Bu yıl iç ekonomide canlılığın tümüyle kaybolmasını otomotiv sektörünün önlediğini ifade eden Kadir Has Üniversitesi Eğitim Görevlisi Dr. Mahfi Eğilmez şunları söyledi; Türkiye’nin şu anki ekonomik tablosunu sıkıntılı görüyorum. Büyüme, potansiyel büyüme oranının oldukça altında, işsizlik yükseliyor, piyasada sıkıntılar var, tasarruflar çok düşük düzeyde. Enflasyon bütün çabalara karşın düşürülemiyor, TL sürekli değer kaybediyor. Tek olumlu görünüm cari açığın düşüyor olması. O da büyümenin düşmesine bağlı olarak düşüyor. Kalıcı görünmüyor. Büyüme yeniden artışa yönelirse muhtemelen cari açık da yeniden yükselmeye başlayacak. Sosyal tablo da parlak değil. Yapılması gereken pek çok reform var. Eğitim reformu, yargı reformu bunların başında gelenleri. Ama bu konularda reform yapmak yerine genellikle geriye doğru adımlar atıyoruz.
2104 yılı Türkiye ekonomisi açısından başarısız bir yıldı. Birbirine bağlı iki alanda başarı var. İhracat artışı ve cari açıkta gerileme. Küresel kriz ortamında Türkiye’nin ihracatını artırması önemli bir başarıydı. Belki bunlara ek olarak bir de bütçe açığının yüzde 1,5’un altında tutulmasını, her şeye karşın mali disiplinin sürdürülmüş olmasını vurgulayabiliriz.

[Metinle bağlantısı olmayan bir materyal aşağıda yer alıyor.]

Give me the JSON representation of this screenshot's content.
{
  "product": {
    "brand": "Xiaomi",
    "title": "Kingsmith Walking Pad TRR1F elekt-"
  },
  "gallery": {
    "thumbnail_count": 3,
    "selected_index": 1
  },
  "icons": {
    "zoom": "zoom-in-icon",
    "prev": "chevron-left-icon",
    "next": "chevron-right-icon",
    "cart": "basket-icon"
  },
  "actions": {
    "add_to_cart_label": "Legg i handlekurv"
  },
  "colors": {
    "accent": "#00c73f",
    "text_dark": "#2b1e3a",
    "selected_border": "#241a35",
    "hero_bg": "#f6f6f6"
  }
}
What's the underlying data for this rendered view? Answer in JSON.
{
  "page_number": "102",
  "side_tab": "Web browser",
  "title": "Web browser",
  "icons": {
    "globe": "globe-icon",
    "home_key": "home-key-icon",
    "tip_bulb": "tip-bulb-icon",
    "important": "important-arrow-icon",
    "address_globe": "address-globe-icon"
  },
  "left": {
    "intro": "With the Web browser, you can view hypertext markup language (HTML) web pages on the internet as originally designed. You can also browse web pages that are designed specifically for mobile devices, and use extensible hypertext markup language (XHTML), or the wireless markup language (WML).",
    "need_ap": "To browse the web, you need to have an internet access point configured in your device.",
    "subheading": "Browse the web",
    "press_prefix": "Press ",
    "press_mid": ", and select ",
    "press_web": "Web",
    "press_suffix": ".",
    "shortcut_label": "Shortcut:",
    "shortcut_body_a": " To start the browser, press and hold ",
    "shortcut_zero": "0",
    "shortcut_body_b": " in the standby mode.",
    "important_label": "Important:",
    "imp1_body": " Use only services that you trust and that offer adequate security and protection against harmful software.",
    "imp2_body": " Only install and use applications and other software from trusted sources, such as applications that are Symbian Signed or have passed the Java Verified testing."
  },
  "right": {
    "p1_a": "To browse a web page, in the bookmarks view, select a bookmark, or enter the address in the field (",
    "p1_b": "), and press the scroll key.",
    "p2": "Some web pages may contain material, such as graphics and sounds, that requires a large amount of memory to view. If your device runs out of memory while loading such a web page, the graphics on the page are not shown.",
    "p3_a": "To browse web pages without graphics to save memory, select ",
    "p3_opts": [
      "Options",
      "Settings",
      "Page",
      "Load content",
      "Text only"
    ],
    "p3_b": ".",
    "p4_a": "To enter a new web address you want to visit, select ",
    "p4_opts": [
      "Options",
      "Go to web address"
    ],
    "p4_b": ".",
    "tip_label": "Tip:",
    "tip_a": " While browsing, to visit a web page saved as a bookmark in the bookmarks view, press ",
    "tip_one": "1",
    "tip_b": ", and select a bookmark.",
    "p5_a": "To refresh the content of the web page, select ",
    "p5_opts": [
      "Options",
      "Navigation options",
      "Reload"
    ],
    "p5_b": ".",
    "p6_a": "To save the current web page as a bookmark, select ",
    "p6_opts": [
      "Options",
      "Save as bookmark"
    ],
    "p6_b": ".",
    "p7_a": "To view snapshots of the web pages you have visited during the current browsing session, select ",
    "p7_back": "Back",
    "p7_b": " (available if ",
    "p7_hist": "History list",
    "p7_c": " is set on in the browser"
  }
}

İhracatın ağırlığı avroda, maliyet yükü dolarda.
2015 ilk çeyrek göstergeleri otomotiv dışında son derecede sıkıntılı görünüyor. Sanayi üretimi geçen yıla göre düşüşte, ihracat eksiye döndü, büyüme işaretleri ilk çeyreğin yüzde 2’nin altında sonuçlanacağını gösteriyor, kur artışı enflasyondaki düşüşü engelliyor. Euro/Dolar paritesi dolar lehine değişim içinde olduğunda bu bizim ihracatımızı olumsuz etkiliyor. Çünkü bizim ihracatımızın ağırlığı avroda, maliyetlerimizin ve finansman yükümüzün ağırlığı ise dolarda bulunuyor.
Büyümek için bilim temelli eğitim şart.
Türkiye ya bütçe açığı ya da cari açık vermeden büyüyemeyen bir ekonomik yapıya sahip. Bu kısır döngüyü kırabilmek için yapısal reformlara ihtiyaç var. Ben, yapısal reformların sosyal alanda başlamasının gerektiğini düşünüyorum. Çünkü eğitim, yargı, demokrasi gibi çerçeveyi geliştiremezsek ekonomi alanında atılacak adımlar hep geri gitmeye mahkum oluyor.
Buluş yapacak, teknolojiye katkı yapacak insanları yetiştirecek bilim temelli bir eğitim sistemine geçemediğimiz sürece yapacağımız hiçbir yapısal reform kalıcı olamaz. Ancak bunları yaptıktan sonra cari açığı azaltmak daha düzgün bir vergi sistemi kurmak bütçeyi bir seferlik gelirlerle ayakta tutmak yerine kalıcı gelirler geliştirmek gibi ekonomi alanında gerekli yapısal reformlara girişmenin uygun olacağını düşünüyorum.
Kısa vade olarak 2015 yılını alırsak bu dönem hem Türkiye hem de dünya açısından pek parlak görünmüyor. Krizle uğraşmaktan başka bir şey yapılması kolay değil. Orta vadede toparlanmanın etkilerini göreceğimizi düşünüyorum.